A subsequent rulemaking effort with a broad focus was aborted in 2010 in response to an executive order issued by then-Governor Chris Gregoire to address budgetary concerns in the midst of an economic recession. 

Current MTCA Rulemaking

In 2018, Ecology announced that it would undertake a multi-year process to update the existing MTCA regulations, which were last amended substantially in 2001. In light of the scale of the rulemaking, as with previous efforts, Ecology is planning to complete the updates in phases. The first phase, which is underway now, is focusing on administrative and procedural components of the MTCA regulations. The second phase will address cleanup standards, which are one of the most complicated and, at times, controversial facets of contaminated site cleanups. The third phase is the least well defined but is intended to cover issues that are identified or that could not be addressed during the first two phases.

In contrast to early MTCA rulemaking efforts, the current updates will not be informed by a “negotiated rulemaking.” Instead, Ecology has convened a Stakeholder and Tribal Advisory Group to provide initial input on proposed changes to the current regulatory scheme before putting final proposed amendments out formally for public comment.

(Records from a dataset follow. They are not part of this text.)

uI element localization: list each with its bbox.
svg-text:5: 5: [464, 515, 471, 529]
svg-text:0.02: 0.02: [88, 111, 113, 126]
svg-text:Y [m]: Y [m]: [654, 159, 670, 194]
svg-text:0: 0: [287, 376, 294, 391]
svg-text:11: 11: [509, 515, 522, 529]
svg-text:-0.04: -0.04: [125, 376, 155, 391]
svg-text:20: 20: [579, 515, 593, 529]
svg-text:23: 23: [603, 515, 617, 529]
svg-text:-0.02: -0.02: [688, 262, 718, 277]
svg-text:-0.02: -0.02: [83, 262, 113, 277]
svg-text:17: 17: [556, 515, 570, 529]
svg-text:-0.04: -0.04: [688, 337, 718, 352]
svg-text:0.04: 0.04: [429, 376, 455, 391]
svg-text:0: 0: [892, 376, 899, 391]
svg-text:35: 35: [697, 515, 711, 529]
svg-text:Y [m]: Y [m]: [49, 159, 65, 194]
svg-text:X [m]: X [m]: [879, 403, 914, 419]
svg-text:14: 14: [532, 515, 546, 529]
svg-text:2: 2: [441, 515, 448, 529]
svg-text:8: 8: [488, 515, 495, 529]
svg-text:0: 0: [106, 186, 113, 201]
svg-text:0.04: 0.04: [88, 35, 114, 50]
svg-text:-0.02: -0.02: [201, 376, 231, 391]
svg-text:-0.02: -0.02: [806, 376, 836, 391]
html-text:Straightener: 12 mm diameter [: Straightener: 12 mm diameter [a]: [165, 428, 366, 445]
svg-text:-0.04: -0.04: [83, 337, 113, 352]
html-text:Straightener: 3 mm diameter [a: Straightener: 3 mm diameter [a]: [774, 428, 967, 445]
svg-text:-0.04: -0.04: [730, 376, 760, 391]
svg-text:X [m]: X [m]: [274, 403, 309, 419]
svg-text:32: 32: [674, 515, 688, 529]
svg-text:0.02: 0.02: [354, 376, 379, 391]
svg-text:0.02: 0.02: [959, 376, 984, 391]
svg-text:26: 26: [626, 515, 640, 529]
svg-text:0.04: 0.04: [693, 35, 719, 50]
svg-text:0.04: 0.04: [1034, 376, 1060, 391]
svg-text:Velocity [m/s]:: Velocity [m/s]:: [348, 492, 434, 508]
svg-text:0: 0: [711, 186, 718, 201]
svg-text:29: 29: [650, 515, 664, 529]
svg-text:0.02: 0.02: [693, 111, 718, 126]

Looking to the Future, Drawing on the Past

The lofty aspirations of the citizens’ initiative are reflected in MTCA’s policy declarations:

Every person has a fundamental and inalienable right to a healthful environment, and each person has a responsibility to preserve and enhance that right. The beneficial stewardship of the land, air, and waters of the state is a solemn obligation of the present generation for the benefit of future generations. 

When MTCA was enacted, many optimistic observers anticipated that the state’s contaminated sites would be addressed within a decade or two. While MTCA’s track record is impressive, thousands of sites have not been fully remediated, and hundreds of new sites are added to the contaminated site list every year. In comparing the rulemaking records of years past and more recent comments on the existing MTCA regulations, the thematic similarities are striking. Many of the challenges and controversies associated with cleanups remain the same. How clean is clean? What risks should drive cleanups? Should costs be considered in setting cleanup actions and, if so, how? As we look back at MTCA’s first 30 years and embark on a series of regulatory changes that will shape contaminated site management in our state for decades, taking a clear-eyed look at what has and has not worked is vital to ensuring a strong and effective cleanup program.


[1] MTCA was not the first law in Washington to require cleanup of hazardous waste sites. It replaced a law that had been enacted in 1987.

[2] Ecology recognized this issue soon after MTCA was passed: “When Washington voters passed the Model Toxics Control Act as Initiative 97 in 1988, they provided Ecology not with a pre-packaged solution for hazardous waste cleanup, but rather the basic framework for a toxics cleanup program. The backbone of the Model Toxics Control Act – how hazardous substances will actually be cleaned up and how well it will work – would depend largely on how the law was implemented.”